Their machine, the Delta Flume, works like this: Pistons rhythmically shove around more than two million gallons of water in a 900-foot-long concrete trough, like a giant toddler splashing back and forth in a bathtub. Eventually, the waves double back on themselves to form monsters up to 15 feet high.

The project isn’t about making really big waves for the sake of making really big waves, though, says Dan Cox, a coastal engineering professor at Oregon State University, which houses the largest research wave machine in North America. The purpose of wave machines is pretty simple: to see how human-made structures—breakwaters, seawalls, giant concrete blocks—stand up to crashing waves and giant storms before millions of people trust them to protect them from the elements. For wave machines, “bigger is better, because you don’t have to worry about scale effects,” Cox says. A giant machine sidesteps factors like surface tension and sand grain size that, at the wrong scale, could screw up results.

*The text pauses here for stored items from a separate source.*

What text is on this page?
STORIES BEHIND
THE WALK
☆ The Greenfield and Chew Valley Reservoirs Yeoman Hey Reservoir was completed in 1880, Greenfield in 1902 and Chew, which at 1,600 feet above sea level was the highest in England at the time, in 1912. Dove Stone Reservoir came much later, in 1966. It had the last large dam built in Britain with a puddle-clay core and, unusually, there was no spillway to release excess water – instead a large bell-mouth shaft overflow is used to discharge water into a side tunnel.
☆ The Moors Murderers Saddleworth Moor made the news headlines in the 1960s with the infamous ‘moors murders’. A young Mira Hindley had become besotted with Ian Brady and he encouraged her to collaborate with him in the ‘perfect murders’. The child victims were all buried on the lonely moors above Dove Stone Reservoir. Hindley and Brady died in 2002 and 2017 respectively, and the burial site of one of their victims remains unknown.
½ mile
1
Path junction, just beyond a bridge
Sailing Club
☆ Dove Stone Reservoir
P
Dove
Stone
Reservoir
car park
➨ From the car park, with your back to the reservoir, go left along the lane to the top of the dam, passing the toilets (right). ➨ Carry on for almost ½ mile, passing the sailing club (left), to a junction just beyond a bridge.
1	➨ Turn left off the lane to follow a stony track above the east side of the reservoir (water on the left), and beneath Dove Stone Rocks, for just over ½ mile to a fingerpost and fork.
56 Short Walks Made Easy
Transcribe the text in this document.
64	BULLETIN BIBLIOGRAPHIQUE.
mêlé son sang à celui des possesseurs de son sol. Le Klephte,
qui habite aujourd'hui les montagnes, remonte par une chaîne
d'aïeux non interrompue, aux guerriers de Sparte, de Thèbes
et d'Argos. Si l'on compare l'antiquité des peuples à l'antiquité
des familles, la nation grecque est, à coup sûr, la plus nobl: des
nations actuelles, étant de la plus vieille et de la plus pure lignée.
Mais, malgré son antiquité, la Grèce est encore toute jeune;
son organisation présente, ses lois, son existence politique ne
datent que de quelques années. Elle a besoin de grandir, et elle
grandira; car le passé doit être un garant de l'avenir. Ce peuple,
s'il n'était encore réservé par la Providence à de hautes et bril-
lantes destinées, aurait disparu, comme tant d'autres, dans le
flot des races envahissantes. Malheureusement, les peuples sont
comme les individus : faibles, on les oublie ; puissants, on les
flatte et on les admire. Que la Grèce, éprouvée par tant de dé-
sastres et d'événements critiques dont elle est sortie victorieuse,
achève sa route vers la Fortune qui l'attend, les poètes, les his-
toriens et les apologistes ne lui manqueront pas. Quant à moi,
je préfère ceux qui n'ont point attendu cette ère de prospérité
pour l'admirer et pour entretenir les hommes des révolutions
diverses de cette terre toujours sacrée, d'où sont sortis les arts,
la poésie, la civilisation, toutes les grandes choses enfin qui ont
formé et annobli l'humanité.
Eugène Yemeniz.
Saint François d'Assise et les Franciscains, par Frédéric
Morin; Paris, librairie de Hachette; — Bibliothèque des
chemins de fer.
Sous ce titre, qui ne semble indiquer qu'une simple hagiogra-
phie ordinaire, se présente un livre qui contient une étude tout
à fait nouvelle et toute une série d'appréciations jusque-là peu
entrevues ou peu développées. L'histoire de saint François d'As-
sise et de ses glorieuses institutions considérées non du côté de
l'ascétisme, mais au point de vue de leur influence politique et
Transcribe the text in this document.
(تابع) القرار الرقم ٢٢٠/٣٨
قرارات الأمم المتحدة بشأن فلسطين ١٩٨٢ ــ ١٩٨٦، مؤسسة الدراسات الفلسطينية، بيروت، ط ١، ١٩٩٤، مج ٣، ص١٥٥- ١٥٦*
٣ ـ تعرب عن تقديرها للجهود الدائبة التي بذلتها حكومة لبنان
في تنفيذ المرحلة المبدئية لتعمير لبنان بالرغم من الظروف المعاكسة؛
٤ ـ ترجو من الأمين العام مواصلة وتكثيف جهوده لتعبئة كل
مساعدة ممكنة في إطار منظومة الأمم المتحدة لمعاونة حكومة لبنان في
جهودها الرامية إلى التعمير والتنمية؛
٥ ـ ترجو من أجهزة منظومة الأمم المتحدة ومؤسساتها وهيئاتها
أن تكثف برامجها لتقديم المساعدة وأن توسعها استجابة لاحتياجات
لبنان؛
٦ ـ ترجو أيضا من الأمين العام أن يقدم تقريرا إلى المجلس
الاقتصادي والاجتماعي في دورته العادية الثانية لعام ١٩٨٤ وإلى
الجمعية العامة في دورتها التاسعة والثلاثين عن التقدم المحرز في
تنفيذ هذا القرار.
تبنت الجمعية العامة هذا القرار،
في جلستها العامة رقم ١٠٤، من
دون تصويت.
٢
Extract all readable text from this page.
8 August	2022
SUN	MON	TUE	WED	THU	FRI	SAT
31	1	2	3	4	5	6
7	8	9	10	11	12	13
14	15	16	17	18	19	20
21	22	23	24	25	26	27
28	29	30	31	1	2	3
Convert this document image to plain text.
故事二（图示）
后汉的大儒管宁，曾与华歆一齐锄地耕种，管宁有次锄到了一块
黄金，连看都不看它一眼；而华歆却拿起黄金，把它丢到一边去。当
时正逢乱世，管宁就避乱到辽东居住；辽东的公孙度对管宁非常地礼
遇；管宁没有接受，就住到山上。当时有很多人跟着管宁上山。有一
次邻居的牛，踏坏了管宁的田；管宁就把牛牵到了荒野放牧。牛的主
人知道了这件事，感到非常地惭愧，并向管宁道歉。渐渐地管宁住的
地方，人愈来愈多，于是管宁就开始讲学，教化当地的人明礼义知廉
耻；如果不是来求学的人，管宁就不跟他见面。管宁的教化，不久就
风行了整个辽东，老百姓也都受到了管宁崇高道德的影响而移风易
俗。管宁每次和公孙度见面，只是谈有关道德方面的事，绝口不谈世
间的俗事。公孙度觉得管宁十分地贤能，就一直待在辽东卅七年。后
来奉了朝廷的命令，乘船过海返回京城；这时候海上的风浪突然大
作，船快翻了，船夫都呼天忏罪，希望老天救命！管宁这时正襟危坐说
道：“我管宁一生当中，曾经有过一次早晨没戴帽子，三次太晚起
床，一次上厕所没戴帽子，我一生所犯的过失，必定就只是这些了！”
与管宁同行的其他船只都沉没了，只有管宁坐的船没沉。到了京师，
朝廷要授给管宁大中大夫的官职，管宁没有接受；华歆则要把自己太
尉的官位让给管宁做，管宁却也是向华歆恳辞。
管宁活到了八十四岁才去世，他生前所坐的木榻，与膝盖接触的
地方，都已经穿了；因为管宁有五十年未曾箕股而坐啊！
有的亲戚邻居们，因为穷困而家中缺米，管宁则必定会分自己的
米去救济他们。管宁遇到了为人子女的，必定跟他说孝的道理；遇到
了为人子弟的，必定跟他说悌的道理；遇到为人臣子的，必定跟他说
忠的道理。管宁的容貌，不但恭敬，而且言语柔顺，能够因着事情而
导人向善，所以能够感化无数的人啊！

The Delta Flume comes as part of decades of disaster prep in the Netherlands. The Dutch have spent the last half-century constructing big flood-control infrastructure including the Delta Works, a country-wide network of dams, dikes, locks, levees, and storm surge barriers. They closely measure rainfall and water levels, and open and close their floodgates accordingly. They’ve designated giant sacrificial areas they can let flood, and have made water management plans for the rest of the century. And they kill the muskrats that nest in the levees. “The Dutch have written the book on modern coastal flood protection,” says Patrick Lynett, a coastal engineer at the University of Southern California.

Contrast that with the US, which focuses more on flooding relief than prevention. “We rely more on beach nourishment and avoidance, while Holland takes the ‘hold the line’ approach,” Cox says. That’s a problem that’ll get worse with climate change: South Carolina faced flooding earlier this month from rains NOAA called a “thousand-year deluge,” and New Orleans, Miami, and other coastal cities are looking at inundation in a couple centuries. But we don’t have that same massive infrastructure the Netherlands does, Cox says, which is worrying. America has some catching up to do, and no little Dutch boy is going to come save the country.